Wir Kinder hatten keine Ahnung, was sie meinte, fanden sie aber unheimlich oder sonderbar. Sie war Witwe und wohnte alleine in einem riesigen alten Haus am Sandberg, ein paar Strassen von uns entfernt. Das Haus hatte einen enormen Keller mit mehreren Ebenen tief in den Berg gehauen. Während des Krieges hatten die Nachbarn dort bei den Bombenangriffen Unterschlupf gefunden. Dort hatte sie neben den üblichen Sachen, die ich von unserem Keller kannte, wie z. B. Eingemachtes und Kartoffeln, auch Zwiebel- und Knoblauchzöpfe und jede Menge Kräuter zum Trocknen an den Wänden hängen. In den Regalen befanden sich Gläser und Töpfe mit obskuren Inhalten. Neben großen irdenen Trögen und Fässern waren auch Glasgefäße, in denen Wein gemacht und Schnaps gebrannt wurde. Es war kalt und feucht und roch nach Undefinierbarem, Altem, vielleicht Verrottetem, für meine Nase jedenfalls unangenehm. Eine kleine Holztreppe führte in einen weiteren tieferen Keller, ein riesiges Kellergewölbe und darunter in einen noch tieferen Keller mit gestampftem Boden. Die diversen Keller waren voll gepfercht mit allem möglichen Krempel. Heutzutage würde ich es faszinierend finden, als 6-jährige fand ich den finsteren Keller gruselig, zum Fürchten, hatte Angst vor möglichen Spinnen und Mäusen und sonstigem Getier und konnte kaum erwarten, wieder nach oben ans Licht und an die frische Luft zu kommen. Für meine Begriffe war es doch viel bequemer, im Laden einzukaufen oder aus der Apotheke Tabletten zu holen.

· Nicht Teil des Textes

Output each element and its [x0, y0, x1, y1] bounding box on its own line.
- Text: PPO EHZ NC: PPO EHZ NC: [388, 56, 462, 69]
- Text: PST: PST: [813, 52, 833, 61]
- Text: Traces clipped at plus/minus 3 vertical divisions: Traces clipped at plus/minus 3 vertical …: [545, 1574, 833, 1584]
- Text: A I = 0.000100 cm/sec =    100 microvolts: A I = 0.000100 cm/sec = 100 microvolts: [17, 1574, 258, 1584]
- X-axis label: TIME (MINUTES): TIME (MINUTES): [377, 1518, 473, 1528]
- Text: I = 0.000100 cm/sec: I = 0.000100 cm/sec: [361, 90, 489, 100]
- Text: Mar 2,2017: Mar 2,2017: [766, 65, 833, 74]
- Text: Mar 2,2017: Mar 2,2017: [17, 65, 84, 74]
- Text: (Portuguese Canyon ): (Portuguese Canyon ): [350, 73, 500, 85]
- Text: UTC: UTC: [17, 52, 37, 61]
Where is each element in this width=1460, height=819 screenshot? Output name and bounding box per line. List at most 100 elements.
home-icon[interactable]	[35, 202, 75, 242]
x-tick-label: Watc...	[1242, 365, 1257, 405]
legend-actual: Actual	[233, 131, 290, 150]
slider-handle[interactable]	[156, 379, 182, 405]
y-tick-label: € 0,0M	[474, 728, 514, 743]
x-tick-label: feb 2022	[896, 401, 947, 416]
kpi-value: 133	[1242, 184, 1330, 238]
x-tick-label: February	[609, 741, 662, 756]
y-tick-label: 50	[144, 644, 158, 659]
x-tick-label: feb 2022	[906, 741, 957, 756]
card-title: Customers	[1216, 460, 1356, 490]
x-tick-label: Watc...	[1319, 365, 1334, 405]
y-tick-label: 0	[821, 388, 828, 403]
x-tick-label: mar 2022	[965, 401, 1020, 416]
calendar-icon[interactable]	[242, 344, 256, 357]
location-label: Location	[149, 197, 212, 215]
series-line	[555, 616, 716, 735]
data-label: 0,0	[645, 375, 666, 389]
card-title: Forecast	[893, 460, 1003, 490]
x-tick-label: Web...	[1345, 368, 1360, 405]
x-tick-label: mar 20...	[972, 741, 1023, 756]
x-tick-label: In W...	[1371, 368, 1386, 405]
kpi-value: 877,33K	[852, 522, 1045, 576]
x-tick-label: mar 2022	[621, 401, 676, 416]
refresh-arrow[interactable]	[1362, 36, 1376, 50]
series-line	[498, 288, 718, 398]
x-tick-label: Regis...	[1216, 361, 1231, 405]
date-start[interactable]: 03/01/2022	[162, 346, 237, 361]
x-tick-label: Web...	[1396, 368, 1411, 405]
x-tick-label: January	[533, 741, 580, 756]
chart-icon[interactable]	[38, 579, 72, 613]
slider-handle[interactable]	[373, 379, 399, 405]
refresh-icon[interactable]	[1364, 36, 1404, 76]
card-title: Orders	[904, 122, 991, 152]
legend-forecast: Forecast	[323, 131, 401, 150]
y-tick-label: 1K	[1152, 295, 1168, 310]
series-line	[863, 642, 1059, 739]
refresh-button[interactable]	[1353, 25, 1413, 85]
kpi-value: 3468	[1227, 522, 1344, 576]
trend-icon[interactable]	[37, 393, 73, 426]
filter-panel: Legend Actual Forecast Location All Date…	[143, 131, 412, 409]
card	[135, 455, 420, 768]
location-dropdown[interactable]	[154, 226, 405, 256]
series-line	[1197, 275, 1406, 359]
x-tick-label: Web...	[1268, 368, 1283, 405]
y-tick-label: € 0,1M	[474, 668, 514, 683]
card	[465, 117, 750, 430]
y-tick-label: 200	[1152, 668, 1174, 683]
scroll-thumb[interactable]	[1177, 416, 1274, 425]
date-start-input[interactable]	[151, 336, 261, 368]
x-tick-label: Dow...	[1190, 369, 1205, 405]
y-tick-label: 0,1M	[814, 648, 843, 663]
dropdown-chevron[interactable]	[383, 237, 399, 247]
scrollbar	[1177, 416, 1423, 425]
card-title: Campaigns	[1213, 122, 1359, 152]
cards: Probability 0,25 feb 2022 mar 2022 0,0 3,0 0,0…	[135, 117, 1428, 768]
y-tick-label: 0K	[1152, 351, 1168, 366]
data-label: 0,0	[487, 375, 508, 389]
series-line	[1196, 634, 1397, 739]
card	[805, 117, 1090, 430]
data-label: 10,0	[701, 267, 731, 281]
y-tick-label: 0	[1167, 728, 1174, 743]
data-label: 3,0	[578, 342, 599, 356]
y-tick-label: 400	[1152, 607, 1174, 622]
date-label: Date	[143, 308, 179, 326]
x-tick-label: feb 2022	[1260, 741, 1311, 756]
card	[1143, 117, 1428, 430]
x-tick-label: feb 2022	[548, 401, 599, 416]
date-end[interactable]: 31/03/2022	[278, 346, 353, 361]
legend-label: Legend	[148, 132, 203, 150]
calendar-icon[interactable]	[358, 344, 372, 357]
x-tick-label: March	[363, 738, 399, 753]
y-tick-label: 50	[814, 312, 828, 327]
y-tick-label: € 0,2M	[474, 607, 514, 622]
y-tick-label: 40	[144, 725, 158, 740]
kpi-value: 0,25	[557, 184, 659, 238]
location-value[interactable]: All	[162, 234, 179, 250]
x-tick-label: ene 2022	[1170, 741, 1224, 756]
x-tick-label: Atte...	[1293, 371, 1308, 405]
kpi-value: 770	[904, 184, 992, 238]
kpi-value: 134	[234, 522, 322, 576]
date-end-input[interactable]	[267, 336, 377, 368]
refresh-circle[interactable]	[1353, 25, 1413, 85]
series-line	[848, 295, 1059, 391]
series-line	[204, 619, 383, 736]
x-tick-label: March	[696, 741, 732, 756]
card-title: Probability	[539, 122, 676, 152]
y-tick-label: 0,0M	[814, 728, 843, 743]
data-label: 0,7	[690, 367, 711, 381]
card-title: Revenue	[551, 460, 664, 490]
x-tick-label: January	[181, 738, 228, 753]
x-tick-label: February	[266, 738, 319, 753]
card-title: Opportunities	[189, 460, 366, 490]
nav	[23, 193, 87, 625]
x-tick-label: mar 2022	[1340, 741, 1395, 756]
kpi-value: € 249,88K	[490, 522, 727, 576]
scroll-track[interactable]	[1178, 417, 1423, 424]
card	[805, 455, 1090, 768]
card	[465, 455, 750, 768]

Was würde ich heute darum geben, nochmals in diese Keller hinabzusteigen, um mit meinen heutigen Augen einen Blick auf diese Schätze zu werfen. Der Supermarkt ist praktisch für den Alltag, aber das angesammelte und fast vergessene Wissen ganzer Generationen befand sich in diesem Keller.